BUNDESFINANZHOF
1.
Die Entnahme eines dem Unternehmen zugeordneten PKW, den ein Unternehmer von
einem Nichtunternehmer und damit ohne Berechtigung zum Vorsteuerabzug erworben
hat, unterliegt nicht der
Umsatzbesteuerung.
2.
Falls an dem PKW nach seiner Anschaffung Arbeiten ausgeführt worden sind,
die zum Einbau von Bestandteilen geführt haben und für die der
Unternehmer zum Vorsteuerabzug berechtigt war, unterliegen bei einer Entnahme
des PKW nur diese Bestandteile der Umsatzbesteuerung (EuGH, Urteil vom 17. Mai
2001 Rs.
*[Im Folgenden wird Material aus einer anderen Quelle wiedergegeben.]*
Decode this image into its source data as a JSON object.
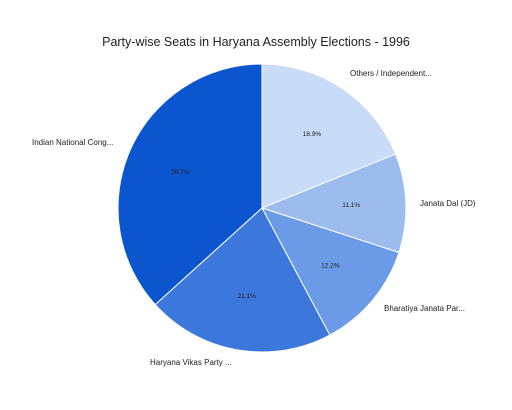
{
  "chart_data": {
    "type": "pie",
    "title": "Party-wise Seats in Haryana Assembly Elections - 1996",
    "legend": "none (slice labels outside)",
    "slices": [
      {
        "label": "Others / Independent...",
        "value": 18.9,
        "value_label": "18.9%",
        "color": "#c8dbf7"
      },
      {
        "label": "Janata Dal (JD)",
        "value": 11.1,
        "value_label": "11.1%",
        "color": "#9dbcee"
      },
      {
        "label": "Bharatiya Janata Par...",
        "value": 12.2,
        "value_label": "12.2%",
        "color": "#6b9be6"
      },
      {
        "label": "Haryana Vikas Party ...",
        "value": 21.1,
        "value_label": "21.1%",
        "color": "#3c78db"
      },
      {
        "label": "Indian National Cong...",
        "value": 36.7,
        "value_label": "36.7%",
        "color": "#0b56cf"
      }
    ]
  }
}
C-322 und 323/99, Fischer,
Brandenstein).
3.
Bestandteile eines PKW sind diejenigen gelieferten Gegenstände,
die
- aufgrund ihres
Einbaus in den PKW ihre körperliche und wirtschaftliche Eigenart
endgültig verloren haben und die
ferner
- zu einer
dauerhaften, im Zeitpunkt der Entnahme nicht vollständig verbrauchten
Werterhöhung des Gegenstands geführt
haben.
Nicht dazu
gehören sonstige Leistungen (Dienstleistungen) einschließlich
derjenigen, für die zusätzlich kleinere Lieferungen von
Gegenständen erforderlich
sind.
4.
Besteuerungsgrundlage (Bemessungsgrundlage) im Falle einer steuerpflichtigen
Entnahme eines PKW ist der Restwert des PKW bzw. seiner Bestandteile im
Zeitpunkt der
Entnahme.
5. Zur
Berichtigung des Vorsteuerabzugs nach § 15a UStG in diesen
Fällen.
UStG 1991 § 1 Abs. 1 Nr. 2
Satz 2 Buchst. a, § 10 Abs. 4 Nr. 1, §
15a UStDV 1991 § 44
Abs. 1 und 4 UStG 1999
§ 3 Abs.
1b Richtlinie 77/388/EWG
Art. 5 Abs. 6 Satz 1, Art. 11 Teil A Abs. 1 Buchst. b, Art.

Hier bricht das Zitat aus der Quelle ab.